Les militants, qui se désignent comme des "volontaires", s'appuient sur le travail réalisé par Arnaud Montebourg au Parti socialiste en sa qualité de secrétaire national à la rénovation.

Il a notamment tiré la sonnette d'alarme sur les pratiques dans la fédération socialiste des Bouches-du-Rhône avant tout le monde sans être suivi par les ténors du PS avant de savourer la semaine dernière sa "victoire" avec la mise en examen pour association de malfaiteurs de son homme fort, Jean-Noël Guérini.

"S'il n'a pas pu mettre toutes ses réformes en oeuvre, c'est parce qu'il est dans un courant minoritaire depuis dix ans", explique Christophe Lavialle.

Mais ce dernier estime que le candidat, qui a fait de la "démondialisation" le slogan-clé de sa campagne, a obligé ses concurrents à le suivre sur son terrain.

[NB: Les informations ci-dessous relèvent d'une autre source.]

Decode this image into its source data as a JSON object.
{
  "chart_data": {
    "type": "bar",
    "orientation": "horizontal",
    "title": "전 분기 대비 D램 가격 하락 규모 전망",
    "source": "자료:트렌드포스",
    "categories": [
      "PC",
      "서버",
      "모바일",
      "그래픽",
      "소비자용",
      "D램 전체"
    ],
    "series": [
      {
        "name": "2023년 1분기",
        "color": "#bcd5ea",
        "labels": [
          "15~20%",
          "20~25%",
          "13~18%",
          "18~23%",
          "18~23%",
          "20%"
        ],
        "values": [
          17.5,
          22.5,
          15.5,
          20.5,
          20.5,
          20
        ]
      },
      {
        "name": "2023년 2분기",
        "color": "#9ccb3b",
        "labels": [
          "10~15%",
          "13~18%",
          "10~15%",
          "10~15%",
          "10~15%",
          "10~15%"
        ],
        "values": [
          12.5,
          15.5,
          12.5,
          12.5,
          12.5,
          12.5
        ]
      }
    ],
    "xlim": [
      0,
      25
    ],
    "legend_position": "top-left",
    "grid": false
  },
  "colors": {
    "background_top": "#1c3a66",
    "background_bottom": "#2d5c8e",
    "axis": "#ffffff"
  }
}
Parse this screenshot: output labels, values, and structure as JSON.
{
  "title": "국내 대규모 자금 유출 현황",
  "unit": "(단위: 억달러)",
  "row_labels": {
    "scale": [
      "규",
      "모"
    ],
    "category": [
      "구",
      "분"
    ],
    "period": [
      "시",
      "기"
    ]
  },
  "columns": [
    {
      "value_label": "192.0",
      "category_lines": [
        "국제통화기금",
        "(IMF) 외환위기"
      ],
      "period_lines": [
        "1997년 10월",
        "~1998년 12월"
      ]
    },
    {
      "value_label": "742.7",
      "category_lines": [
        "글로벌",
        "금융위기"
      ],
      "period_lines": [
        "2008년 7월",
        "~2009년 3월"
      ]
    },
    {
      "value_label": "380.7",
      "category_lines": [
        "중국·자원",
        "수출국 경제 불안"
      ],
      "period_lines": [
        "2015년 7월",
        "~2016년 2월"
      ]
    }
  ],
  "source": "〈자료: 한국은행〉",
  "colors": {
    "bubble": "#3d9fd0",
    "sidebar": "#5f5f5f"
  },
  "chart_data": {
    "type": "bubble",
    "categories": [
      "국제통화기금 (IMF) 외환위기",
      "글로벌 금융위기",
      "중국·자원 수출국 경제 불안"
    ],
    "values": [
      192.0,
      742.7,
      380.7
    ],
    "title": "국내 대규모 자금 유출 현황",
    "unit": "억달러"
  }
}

Même dans le cas d'une défaite à la primaire, les "volontaires" garantissent à leur candidat un brillant avenir.

"Il n'est pas extrêmement connu et n'a pas la majorité dans son parti, mais qui connaissait Barack Obama quelques mois seulement avant sa victoire ?", dit Christophe Lavialle. "S'il franchit l'étape du premier tour, c'est gagné."

Avant d'oser une audacieuse comparaison: "En 1940, de Gaulle n'a pas attendu d'être majoritaire pour se lancer dans son combat."